Making things more uncomfortable is that Smith is a nearby resident. He lives just around the corner from TPC Sawgrass and down the street from tour executives who now vehemently oppose him. His golf life around town has become complicated, as Adam Schupak noted here. There’s talk of the local resident attending as a fan on a ticket, which would create an even more unwelcome circus and confrontation for the Tour.
This is all an awkwardness the Tour does not want during its party. But it’s hard to avoid. In the media center on Monday, a smiling Bryson DeChambeau appeared in an equipment ad on the two big screens bookending the press conference dais with all the gold man Players logos. That’s probably the only time you’ll see Bryson this week. Outside the gates of TPC Sawgrass is Nona Blue, owned by a restaurant group that Graeme McDowell has had a stake in for many years, though it’s been several since that fact was publicly promoted or referenced, perhaps due in part to his irrelevance as a high-profile player and in part to his more recent relevance as an antagonizer of the locals.

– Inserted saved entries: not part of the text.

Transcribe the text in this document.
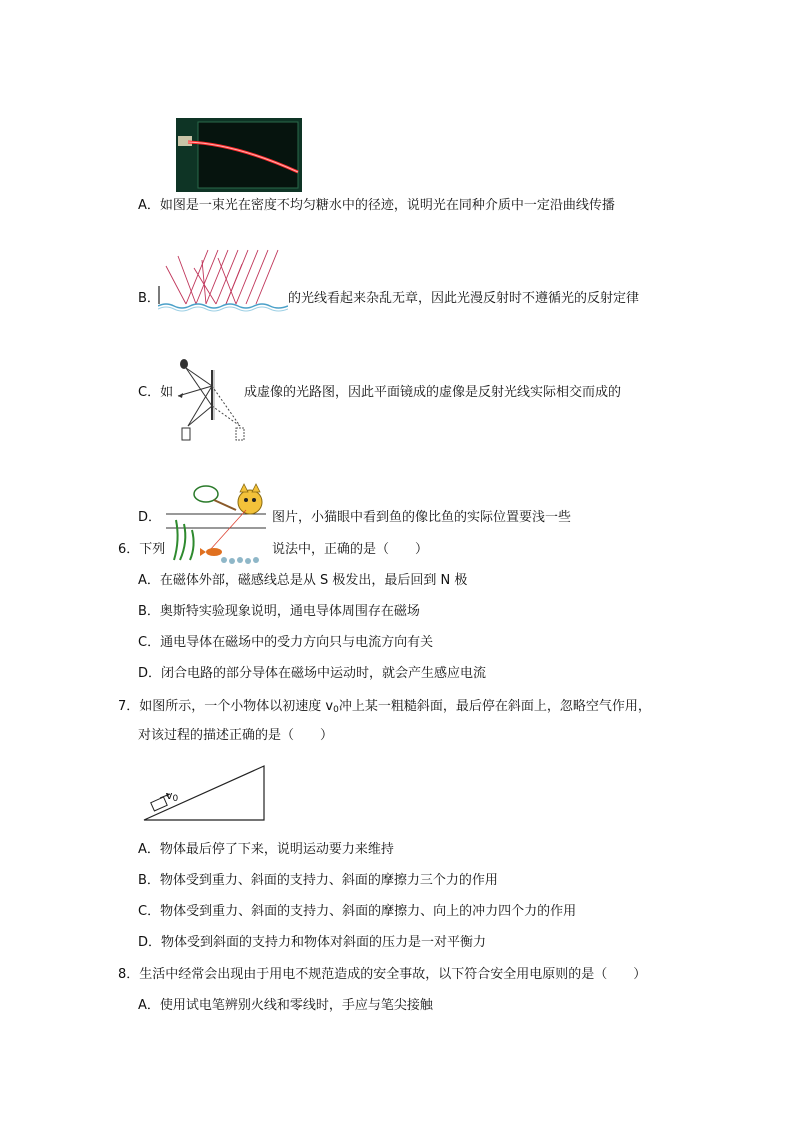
A．如图是一束光在密度不均匀糖水中的径迹，说明光在同种介质中一定沿曲线传播
B．	的光线看起来杂乱无章，因此光漫反射时不遵循光的反射定律
C．如	成虚像的光路图，因此平面镜成的虚像是反射光线实际相交而成的
D．	图片，小猫眼中看到鱼的像比鱼的实际位置要浅一些
6．下列	说法中，正确的是（　　）
A．在磁体外部，磁感线总是从 S 极发出，最后回到 N 极
B．奥斯特实验现象说明，通电导体周围存在磁场
C．通电导体在磁场中的受力方向只与电流方向有关
D．闭合电路的部分导体在磁场中运动时，就会产生感应电流
7．如图所示，一个小物体以初速度 $v_0$冲上某一粗糙斜面，最后停在斜面上，忽略空气作用，
对该过程的描述正确的是（　　）
$v_0$
A．物体最后停了下来，说明运动要力来维持
B．物体受到重力、斜面的支持力、斜面的摩擦力三个力的作用
C．物体受到重力、斜面的支持力、斜面的摩擦力、向上的冲力四个力的作用
D．物体受到斜面的支持力和物体对斜面的压力是一对平衡力
8．生活中经常会出现由于用电不规范造成的安全事故，以下符合安全用电原则的是（　　）
A．使用试电笔辨别火线和零线时，手应与笔尖接触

In there this week will be, and already have been, plenty of players, caddies, and various tour types patronizing the place part-owned by a guy they don’t want to talk to anymore and whose persona non grata status they probably feel is well-earned.
Adding to the tension will be a players meeting set for Tuesday morning, which will likely bring some pointed questions, if not pushback, from rank-and-file members about what the new 2024 Designated Event structure might mean for them, the non-elites and top earners. The questions and conversation will not all be smooth as the Tour tries to quickly adapt and strengthen its product in the face of LIV. That will bring another element of strain to a week when the Tour is just trying to celebrate its players and itself.
When it comes to avoiding stress and agita on this week, the Tour has had some shit luck and timing in recent years. At some point the shots will start flying and the golf will become the primary concern, but early in the week, these are the issues: intentionally ignoring what happened here last year while sorting out and promoting what the future Tour will look like. It’s not the carefree party Players week wants to be.